Biden lui-même a été sénateur de l’État du Delaware de 1973 à 2009. Il a contribué à faire du Delaware le plus important paradis financier des entreprises au monde - et donc un outil pour BlackRock & Co. BlackRock est donc plus que jamais partie prenante de l’« America First ».

Le nouveau pouvoir des capitalistes invisibles

BlackRock&Co ont également remplacé les grandes banques traditionnelles depuis la crise financière de 2008 : les banques de l’ombre non réglementées sont désormais les propriétaires des grandes banques réglementées, mais aussi de toutes les grandes entreprises numériques telles qu’Amazon, Google, Apple, Microsoft et Facebook. Dans le même temps, BlackRock &Co ont réussi à rester pratiquement inconnus du grand public.

BlackRock réunit les caractéristiques et pratiques suivantes :

Constitution d’entreprise ultralibérale en vertu des lois du paradis financier du Delaware.
Statut de « banque fantôme » non réglementée
Un volume unique de capitaux, actuellement de 8 000 milliards de dollars.
La position unique d’initié et de monopole en tant que principal actionnaire simultané de 18 000 sociétés, banques et fournisseurs de services financiers.
La fonction de conseil auprès de gouvernements importants, de la Banque nationale américaine (Federal Reserve), de la BCE et de la Commission européenne.
Avec ALADDIN, le plus grand système de collecte et d’analyse de données financières, économiques et politiques du monde occidental.
Un système d’agents d’influence rémunérés dans des pays clés tels que les États-Unis, l’Allemagne, le Royaume-Uni, la France, le Mexique et la Suisse.
Une intégration avec les systèmes politiques, médiatiques, juridiques, de notation, de conseil, de renseignement et militaires de l’« America First ». Par exemple, BlackRock est actionnaire du principal média libéral occidental, le New York Times.

C’est cette combinaison qui crée le pouvoir.
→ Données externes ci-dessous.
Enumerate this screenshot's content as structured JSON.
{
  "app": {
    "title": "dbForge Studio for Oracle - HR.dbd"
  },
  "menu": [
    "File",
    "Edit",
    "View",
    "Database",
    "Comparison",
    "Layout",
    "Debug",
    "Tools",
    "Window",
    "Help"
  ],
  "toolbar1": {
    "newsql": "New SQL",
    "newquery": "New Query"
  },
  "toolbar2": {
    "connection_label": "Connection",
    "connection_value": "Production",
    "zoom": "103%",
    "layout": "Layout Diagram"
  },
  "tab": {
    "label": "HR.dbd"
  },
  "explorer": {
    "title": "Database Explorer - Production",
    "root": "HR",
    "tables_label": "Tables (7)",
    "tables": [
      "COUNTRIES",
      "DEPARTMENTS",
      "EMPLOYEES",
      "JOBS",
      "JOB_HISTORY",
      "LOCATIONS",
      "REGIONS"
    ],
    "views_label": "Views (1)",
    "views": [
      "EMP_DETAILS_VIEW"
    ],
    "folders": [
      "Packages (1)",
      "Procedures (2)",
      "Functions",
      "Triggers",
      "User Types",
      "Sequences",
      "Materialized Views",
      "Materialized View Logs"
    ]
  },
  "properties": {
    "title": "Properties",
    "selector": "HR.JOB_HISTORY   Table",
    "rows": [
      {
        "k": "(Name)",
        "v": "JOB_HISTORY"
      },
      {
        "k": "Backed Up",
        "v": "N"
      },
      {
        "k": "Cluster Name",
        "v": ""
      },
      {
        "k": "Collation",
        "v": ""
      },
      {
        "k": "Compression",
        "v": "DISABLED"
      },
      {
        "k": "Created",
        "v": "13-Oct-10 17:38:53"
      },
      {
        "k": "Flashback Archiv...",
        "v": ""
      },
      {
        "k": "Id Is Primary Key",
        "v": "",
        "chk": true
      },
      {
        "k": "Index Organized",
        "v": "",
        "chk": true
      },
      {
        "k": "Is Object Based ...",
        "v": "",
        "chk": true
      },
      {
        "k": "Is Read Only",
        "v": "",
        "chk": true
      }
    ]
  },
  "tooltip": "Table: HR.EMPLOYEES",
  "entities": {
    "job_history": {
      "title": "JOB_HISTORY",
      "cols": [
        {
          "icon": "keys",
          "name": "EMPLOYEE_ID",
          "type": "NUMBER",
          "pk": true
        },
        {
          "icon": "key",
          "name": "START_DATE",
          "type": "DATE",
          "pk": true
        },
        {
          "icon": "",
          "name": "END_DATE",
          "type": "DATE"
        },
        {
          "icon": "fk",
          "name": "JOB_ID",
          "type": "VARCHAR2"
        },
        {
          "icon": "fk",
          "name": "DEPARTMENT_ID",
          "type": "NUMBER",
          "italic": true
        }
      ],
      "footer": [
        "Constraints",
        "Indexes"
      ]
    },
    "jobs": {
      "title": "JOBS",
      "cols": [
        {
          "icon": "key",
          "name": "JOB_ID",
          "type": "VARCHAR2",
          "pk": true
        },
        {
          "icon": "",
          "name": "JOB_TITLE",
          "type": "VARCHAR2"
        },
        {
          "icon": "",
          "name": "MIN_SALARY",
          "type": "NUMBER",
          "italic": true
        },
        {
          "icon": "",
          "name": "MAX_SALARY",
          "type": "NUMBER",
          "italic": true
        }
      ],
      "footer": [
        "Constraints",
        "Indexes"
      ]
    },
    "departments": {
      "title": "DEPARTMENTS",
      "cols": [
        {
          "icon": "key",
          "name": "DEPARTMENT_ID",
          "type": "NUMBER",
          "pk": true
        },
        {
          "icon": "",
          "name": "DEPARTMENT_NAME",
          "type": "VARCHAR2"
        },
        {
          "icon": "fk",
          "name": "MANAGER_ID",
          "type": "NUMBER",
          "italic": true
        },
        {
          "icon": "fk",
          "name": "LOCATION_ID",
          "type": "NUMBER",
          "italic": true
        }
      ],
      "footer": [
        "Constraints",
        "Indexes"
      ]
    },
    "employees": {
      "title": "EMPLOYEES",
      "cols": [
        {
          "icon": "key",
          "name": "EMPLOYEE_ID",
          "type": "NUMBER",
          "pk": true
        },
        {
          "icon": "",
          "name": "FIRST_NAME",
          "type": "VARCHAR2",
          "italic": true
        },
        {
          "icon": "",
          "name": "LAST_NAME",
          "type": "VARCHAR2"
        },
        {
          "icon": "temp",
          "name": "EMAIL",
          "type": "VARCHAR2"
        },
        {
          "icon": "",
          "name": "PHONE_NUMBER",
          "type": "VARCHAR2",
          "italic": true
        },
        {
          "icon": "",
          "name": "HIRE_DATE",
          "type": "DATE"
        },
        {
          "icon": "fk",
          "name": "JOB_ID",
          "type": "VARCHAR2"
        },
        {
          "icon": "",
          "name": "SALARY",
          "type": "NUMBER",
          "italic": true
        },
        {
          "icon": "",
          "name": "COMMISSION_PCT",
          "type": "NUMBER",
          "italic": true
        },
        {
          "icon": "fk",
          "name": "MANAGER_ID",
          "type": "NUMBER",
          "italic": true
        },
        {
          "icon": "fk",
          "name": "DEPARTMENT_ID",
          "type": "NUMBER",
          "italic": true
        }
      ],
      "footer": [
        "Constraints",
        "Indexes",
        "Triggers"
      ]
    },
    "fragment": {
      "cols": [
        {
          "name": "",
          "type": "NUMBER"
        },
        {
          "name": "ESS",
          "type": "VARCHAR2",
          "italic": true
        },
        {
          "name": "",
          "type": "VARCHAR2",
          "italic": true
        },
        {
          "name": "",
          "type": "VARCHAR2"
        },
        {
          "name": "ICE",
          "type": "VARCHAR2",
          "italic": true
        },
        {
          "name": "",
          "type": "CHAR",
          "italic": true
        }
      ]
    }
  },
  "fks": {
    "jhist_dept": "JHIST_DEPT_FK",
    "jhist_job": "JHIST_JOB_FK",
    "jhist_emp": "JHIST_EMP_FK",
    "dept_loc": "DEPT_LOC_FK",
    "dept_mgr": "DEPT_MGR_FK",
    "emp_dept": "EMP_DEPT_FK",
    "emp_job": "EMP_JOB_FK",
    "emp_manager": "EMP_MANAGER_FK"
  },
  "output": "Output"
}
Il en ressort que dans le capitalisme, il ne suffit pas, pour exercer le pouvoir, d’être riche ou super-riche, multimillionnaire ou multimilliardaire. C’est plutôt la présence multiple dans les entreprises, les banques, les institutions financières, les gouvernements, les médias de premier plan et la mise en réseau multiple systémique qui est décisive.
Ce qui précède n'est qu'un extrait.